Publié le 05 mai 2020

Jean-Christophe Giol, conchyliculteur et ostréiculteur à La-Seyne-sur-Mer, réfléchit à la mise en place d’un système de livraison, à compter du mois de juillet.

Diversification obligatoire

À La-Seyne-sur-Mer comme ailleurs, le discours d’Emmanuel Macron et l’annonce des mesures de confinement, le 14 mars, a pris de court Jean-Christophe Giol, conchyliculteur et ostréiculteur : “Pour tous les clients et les confrères, cette nouvelle à fait l’effet d’un coup de massue !“ Il faut dire qu’il réalise environ 75 % de son chiffre d’affaires avec le secteur de la restauration. “Autant dire que la décision de fermer les restaurants a été un gros coup dur, pour moi comme pour nos clients, auxquels je me vois mal demander le paiement des factures de février et de mars, surtout que la plupart sont devenus des amis, au fil du temps“, reconnaît-il aujourd’hui volontiers.
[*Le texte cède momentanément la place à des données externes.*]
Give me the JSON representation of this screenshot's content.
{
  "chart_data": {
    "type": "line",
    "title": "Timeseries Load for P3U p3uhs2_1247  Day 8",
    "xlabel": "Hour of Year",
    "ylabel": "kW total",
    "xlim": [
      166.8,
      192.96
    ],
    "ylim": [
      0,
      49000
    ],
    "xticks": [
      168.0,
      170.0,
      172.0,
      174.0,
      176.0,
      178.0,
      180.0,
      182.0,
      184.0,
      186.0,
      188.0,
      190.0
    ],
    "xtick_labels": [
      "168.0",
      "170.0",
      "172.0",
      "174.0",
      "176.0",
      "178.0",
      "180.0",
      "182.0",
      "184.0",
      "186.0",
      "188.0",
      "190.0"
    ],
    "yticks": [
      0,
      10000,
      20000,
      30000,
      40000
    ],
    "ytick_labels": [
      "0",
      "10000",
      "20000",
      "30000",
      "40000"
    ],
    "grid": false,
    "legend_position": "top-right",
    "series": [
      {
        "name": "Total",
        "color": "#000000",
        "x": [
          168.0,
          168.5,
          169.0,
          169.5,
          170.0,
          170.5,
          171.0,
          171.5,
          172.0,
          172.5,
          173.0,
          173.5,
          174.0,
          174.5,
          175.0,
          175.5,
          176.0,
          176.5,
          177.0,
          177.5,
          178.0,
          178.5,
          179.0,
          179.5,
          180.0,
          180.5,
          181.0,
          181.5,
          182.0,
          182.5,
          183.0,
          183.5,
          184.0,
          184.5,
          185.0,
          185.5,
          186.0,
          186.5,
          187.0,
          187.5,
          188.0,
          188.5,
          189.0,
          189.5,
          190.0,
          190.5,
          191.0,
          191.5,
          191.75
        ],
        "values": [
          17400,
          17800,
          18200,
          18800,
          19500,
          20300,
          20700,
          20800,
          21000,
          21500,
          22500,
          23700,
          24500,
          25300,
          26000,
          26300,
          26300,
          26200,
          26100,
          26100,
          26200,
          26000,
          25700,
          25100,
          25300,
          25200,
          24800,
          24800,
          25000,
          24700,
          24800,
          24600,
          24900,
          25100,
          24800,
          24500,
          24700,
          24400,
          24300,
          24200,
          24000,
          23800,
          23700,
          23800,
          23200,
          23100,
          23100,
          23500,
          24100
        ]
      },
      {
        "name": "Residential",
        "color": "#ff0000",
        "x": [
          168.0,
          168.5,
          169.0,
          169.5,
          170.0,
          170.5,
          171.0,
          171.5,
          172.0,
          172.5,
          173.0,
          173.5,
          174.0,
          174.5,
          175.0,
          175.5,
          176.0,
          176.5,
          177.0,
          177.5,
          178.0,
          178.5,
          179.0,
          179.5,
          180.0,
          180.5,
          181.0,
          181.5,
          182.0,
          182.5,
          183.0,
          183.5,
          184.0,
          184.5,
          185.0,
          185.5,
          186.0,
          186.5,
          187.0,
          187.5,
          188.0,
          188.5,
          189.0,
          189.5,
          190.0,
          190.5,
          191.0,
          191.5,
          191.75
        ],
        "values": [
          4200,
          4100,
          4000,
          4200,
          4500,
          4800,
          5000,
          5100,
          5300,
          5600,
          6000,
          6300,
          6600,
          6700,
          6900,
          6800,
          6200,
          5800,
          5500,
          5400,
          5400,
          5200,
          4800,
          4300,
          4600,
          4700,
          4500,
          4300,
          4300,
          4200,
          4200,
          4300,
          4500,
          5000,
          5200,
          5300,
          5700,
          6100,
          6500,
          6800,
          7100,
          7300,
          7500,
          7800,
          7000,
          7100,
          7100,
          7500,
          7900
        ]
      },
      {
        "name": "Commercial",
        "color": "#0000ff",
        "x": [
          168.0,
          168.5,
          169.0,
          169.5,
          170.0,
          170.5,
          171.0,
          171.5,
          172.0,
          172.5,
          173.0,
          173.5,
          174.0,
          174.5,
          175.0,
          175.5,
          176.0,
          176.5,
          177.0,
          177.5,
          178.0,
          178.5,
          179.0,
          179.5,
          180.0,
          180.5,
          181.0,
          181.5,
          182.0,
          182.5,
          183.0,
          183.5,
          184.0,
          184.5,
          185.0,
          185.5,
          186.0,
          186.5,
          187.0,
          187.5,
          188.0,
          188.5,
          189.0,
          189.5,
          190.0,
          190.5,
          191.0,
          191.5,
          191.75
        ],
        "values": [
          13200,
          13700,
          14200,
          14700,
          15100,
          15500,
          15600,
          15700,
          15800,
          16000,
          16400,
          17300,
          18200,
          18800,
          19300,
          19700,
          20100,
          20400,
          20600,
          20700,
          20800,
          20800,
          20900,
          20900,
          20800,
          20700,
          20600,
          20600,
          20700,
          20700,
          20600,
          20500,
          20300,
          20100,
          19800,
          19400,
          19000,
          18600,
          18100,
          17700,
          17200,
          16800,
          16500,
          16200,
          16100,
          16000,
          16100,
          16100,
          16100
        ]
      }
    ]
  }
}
L’ostréiculteur a fait le choix de se positionner, avec son épouse, sur le marché du haut-de-gamme, avec des produits très qualitatifs. “Nous avons d’ailleurs remporté, cette année, notre quatrième médaille d’or au Concours général du Salon de l’agriculture.“ Donc, le confinement l’a obligé à repenser, dans l’urgence, sa stratégie commerciale, en développant la vente directe sur son point de vente. “Nous conservons une clientèle d’habitués qui vient nous acheter des huîtres ou des moules pour se faire plaisir. Mais, avec la limitation des déplacements, nous avons enregistré une baisse de chiffre d’affaires de 70 %.“ Un coup d’arrêt difficile à encaisser d’autant que, pour la filière, “cette crise arrive au plus mauvais moment, pour deux raisons“ : d’une part, le week-end de Pâques équivaut pour ses acteurs à un petit Jour de l’an, “où nous réalisons de très bonnes ventes. Cela donne une idée du désastre...“. Sans compter que cette date coïncide également avec le démarrage de la saison estivale, pour les restaurants de la région.
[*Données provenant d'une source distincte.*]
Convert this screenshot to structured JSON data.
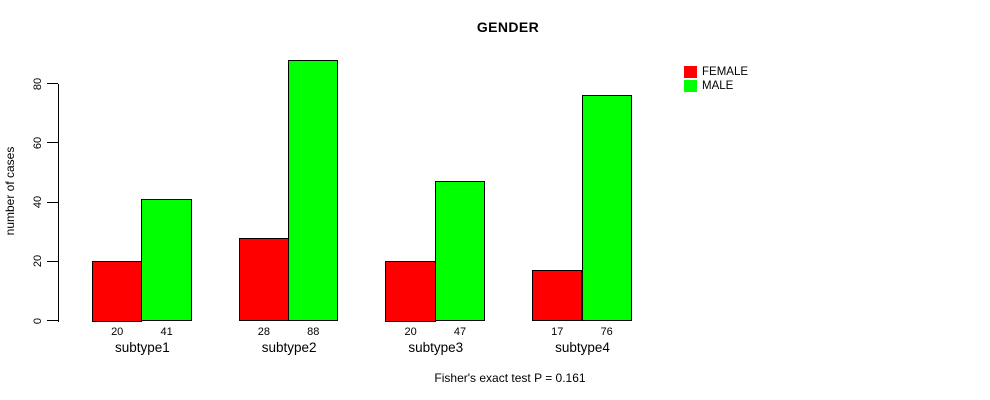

Seconde raison : les huîtres étaient arrivées à maturité dans les parcs. “Si nous ne les vendons pas maintenant, elles grossissent et atteignent une taille qui ne correspond plus au goût des consommateurs“ qui préfèrent, pour 80 % d’entre eux, des n°3. Si elles ne sont pas commercialisées rapidement, elles seront invendables ou à un prix divisé par deux ou trois... “Même la grande distribution, qui nous en commandait habituellement, a réduit ses commandes de 70 à 80 %. J’ai donc dû placer en chômage partiel six collaborateurs et me diversifier“, détaille l’ostréiculteur. Il a donc remis en service ses deux bateaux de pêche et ses filets, “pour attirer une nouvelle clientèle à qui je propose du poisson extra-frais“ : rougets, dorades, sars, liches et bientôt du thon, dès que la saison débutera.
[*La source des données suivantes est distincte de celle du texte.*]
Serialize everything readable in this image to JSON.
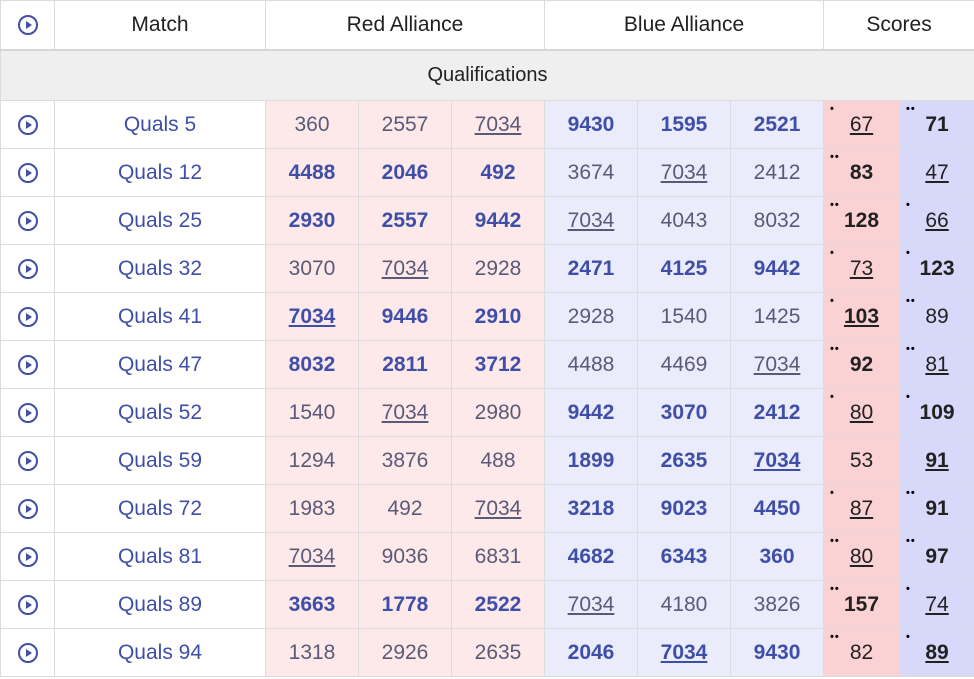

Mais là comme ailleurs, les questionnements sont nombreux : “Nous sommes dans l’expectative pour la suite : nous attendons la décision, par le gouvernement, de la réouverture des restaurants. En parallèle, je réfléchis à la mise en place d’un système de livraison, à compter du mois de juillet. La seule bonne nouvelle, c’est que j’ai pu trouver du ciment – ce qui était devenu compliqué avec la fermeture des grandes surfaces de bricolage -, pour fixer les naissains et préparer le renouvellement dans mes parcs à huîtres“.